Methods: A retrospective study of routinely collected data on weapon-injured adults admitted to ICRC’s hospitals in Peshawar, 2009–2012 and Goma, 2012–2014. High resource consumption was defined as ≥3 surgical procedures, ≥3 blood-transfusions and/or amputation. The relationship between RCWS, KTS, RTS and resource consumption, in-hospital mortality was evaluated with logistic regression and adjusted receiver operating characteristic curves (AUC). The impact of missing data was assessed with imputation. Model fit was compared with Akaike Information Criterion (AIC).

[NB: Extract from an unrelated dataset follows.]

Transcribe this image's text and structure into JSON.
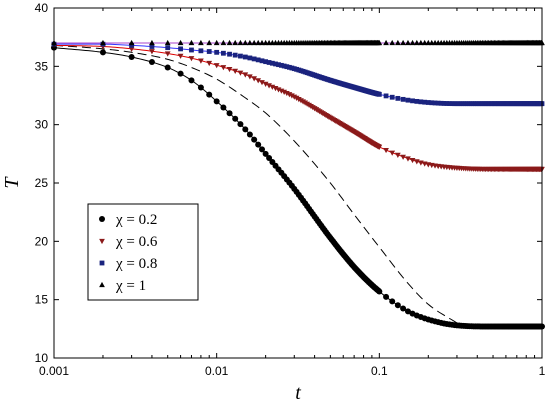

Results: A total of 1564 patients were included, of these 834 patients had complete data. For high resource consumption AUC was significantly higher for RCWS (0.76) than for KTS (0.53) and RTS (0.51). Additionally, RCWS had lower AIC, indicating a better model fit. For in-hospital mortality AUC was significantly higher for RCWS (0.79) than for KTS (0.71) and RTS (0.70) for all patients, but not for patients with complete data.
Conclusion: RCWS appears to predict surgical resource consumption better than KTS and RTS. RCWS may be a promising tool for planning and monitoring surgical care in resource-scarce conflict settings.